Logging in via the ADF frontend following the above curl requests does not result in an error in the log, and the number of "bruce" users in the Nodebrowser remains one.

Thanks for your input @afaust and @EddieMay 

akring
Confirmed Champ
Confirmed Champ

... just a note - a quick test showed that the problem originally described in the first post of this thread does not seem to occur if the Alfresco backend is replaced with version 7.0.0

akring
Confirmed Champ
Confirmed Champ

Hi @afaust 

Just to follow up regarding the possible concurrent requests from the ADF frontend. The Tomcat access log shows this during the login flow:

172.21.0.7 - - [21/Apr/2021:12:56:01 +0000] "GET /alfresco/s/something-custom/activation HTTP/1.0" 200 20
172.21.0.7 - - [21/Apr/2021:12:56:08 +0000] "GET /alfresco/s/something-custom/activation HTTP/1.0" 200 20
172.21.0.7 - - [21/Apr/2021:12:56:08 +0000] "GET /alfresco/api/-default-/public/authentication/versions/1/tickets/-me- HTTP/1.0" 200 66
172.21.0.7 - - [21/Apr/2021:12:56:11 +0000] "GET /alfresco/api/discovery HTTP/1.0" 200 2212

The /alfresco/s/something-custom/activation endpoint do not require authentication, but the last two requests in the list do.

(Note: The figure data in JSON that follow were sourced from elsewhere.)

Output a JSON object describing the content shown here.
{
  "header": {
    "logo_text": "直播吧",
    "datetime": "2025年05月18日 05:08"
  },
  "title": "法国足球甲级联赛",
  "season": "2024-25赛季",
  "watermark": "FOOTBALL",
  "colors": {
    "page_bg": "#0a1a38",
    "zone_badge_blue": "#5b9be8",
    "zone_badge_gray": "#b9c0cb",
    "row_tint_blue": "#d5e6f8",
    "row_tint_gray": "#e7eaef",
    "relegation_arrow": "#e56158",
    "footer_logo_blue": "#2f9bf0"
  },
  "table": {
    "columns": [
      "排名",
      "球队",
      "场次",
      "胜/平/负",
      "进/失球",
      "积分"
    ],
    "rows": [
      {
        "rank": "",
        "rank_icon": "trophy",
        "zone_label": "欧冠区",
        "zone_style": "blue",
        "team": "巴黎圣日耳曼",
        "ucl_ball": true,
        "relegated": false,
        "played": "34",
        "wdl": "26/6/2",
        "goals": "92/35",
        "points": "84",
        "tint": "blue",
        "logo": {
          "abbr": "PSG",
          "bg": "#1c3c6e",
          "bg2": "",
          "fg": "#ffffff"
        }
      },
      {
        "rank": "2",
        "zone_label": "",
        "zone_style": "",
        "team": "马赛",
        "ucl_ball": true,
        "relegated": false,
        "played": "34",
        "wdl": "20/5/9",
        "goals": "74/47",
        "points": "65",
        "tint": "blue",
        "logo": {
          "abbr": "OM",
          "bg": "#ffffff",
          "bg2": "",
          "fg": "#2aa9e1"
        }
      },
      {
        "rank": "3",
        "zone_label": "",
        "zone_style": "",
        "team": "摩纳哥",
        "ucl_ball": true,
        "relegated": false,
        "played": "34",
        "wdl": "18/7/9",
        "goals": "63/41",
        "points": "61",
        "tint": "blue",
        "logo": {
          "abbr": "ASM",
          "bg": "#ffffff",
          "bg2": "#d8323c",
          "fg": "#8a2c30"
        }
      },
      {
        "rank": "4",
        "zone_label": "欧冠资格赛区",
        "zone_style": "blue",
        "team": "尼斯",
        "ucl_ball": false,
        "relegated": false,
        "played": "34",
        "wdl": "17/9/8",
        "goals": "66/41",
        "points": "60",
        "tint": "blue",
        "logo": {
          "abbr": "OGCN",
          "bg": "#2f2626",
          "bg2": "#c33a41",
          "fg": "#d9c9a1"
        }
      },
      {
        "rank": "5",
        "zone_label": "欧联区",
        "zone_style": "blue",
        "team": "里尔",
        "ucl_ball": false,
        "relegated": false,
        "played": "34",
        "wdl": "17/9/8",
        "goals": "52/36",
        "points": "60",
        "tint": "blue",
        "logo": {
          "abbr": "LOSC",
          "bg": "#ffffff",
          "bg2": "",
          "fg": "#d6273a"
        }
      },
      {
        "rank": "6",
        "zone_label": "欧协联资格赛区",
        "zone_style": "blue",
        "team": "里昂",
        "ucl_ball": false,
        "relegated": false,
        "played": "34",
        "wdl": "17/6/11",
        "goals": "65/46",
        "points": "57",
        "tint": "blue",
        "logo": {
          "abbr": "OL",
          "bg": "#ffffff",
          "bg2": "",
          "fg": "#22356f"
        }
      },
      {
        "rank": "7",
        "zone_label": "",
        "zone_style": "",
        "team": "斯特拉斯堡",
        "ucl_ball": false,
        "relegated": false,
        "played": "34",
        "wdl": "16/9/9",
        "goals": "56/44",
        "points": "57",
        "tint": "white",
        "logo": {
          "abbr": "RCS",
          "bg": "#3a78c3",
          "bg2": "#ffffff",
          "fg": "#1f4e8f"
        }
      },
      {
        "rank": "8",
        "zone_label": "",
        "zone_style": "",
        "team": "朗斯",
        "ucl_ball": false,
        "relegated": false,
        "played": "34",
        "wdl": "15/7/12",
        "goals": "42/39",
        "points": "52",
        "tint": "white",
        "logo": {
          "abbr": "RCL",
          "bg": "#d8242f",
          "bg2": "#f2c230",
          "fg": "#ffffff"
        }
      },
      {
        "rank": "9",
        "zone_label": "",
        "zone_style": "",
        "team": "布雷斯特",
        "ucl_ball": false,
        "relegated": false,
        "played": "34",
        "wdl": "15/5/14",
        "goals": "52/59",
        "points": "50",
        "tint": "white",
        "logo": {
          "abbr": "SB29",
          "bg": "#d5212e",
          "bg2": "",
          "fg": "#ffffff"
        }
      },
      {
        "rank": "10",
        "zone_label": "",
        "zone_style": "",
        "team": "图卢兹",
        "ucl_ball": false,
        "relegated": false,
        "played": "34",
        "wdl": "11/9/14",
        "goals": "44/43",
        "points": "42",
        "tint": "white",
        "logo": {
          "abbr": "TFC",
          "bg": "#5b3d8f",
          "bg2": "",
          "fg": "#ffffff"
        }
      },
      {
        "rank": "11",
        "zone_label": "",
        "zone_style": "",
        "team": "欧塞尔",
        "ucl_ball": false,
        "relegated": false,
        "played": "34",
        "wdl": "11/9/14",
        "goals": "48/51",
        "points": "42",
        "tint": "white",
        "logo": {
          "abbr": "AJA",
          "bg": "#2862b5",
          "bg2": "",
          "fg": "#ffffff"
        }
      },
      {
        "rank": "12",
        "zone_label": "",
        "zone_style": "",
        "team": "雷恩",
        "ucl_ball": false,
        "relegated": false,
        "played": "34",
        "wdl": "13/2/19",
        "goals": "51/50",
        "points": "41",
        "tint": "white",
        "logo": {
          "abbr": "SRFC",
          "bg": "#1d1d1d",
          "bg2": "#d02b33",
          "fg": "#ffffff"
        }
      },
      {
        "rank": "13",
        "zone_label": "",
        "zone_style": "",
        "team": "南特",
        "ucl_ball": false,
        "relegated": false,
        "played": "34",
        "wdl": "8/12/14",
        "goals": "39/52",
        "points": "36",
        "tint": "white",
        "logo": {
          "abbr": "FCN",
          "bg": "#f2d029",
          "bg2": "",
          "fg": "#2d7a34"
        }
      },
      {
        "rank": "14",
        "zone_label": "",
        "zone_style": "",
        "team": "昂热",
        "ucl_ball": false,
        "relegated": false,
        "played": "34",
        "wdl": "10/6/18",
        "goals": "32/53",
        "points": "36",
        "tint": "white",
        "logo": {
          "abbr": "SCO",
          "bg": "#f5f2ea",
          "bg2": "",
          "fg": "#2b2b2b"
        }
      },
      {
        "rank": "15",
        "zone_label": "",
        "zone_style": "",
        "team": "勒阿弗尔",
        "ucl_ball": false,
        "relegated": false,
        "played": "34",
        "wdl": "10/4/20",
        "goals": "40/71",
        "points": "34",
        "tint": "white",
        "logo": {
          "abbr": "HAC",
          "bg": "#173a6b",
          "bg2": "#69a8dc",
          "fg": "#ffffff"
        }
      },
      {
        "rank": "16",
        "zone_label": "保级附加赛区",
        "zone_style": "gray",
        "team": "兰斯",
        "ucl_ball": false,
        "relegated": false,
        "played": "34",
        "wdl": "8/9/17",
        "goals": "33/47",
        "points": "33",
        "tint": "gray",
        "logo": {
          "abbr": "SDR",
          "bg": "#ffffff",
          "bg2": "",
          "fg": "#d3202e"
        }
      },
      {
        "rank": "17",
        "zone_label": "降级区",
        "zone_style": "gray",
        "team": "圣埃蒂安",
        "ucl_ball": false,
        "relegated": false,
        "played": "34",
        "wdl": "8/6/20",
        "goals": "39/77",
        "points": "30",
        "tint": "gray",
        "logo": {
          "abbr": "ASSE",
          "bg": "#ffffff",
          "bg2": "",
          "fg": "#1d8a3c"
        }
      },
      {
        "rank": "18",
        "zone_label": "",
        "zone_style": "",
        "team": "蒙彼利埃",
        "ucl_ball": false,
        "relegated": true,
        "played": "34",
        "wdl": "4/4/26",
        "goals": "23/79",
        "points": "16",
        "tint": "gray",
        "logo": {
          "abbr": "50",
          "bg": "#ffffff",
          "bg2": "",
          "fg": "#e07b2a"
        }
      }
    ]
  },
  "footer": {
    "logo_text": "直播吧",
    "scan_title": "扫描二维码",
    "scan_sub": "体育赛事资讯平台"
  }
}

As can be seen these requests arrive within 0.03 sec, but I do not know if that is close enough to trigger the error?

afaust
Legendary Innovator
Legendary Innovator

I see no substantial changes / fixes in the Repository-tier Identity Service auth subsystem for ACS 7.0. I would chalk the difference up to lucky change in timings, or maybe ADF behaviours differently for some reason.

Did you do a network trace via browser or other tools, or check the access logs to see which concurrent requests happend on the affected ACS version?

Edit: Ah, I see you already answered the second part while I was writing my reply....
Since the difference is 3 seconds (not 0.03) I definitely not suspect the last two calls to be at fault. Since the first two do not use the SSO enabled web script endpoint, that only leaves the ticket call. Can you redo your manual cURL test with that endpoint and check that it is not somehow responsible on its own?

akring
Confirmed Champ
Confirmed Champ

Right... my bad. 3 seconds and not 0.03 seconds 🙂

Deleting all "bruce" users and making the curl call gives:

$ curl -k -i -H "Authorization: bearer eyJh..." https://some.domain/alfresco/api/-default-/public/authentication/versions/1/tickets/-me-
HTTP/1.1 200 
Server: nginx/1.17.10
...
{"entry":{"id":"TICKET_0fedc70fbdc9d00ff669d7cc2732afb03a531f1c"}}

i.e. it succeeds, but only a single "bruce" user is created. So it seems to be something triggered by the browser that triggers the error.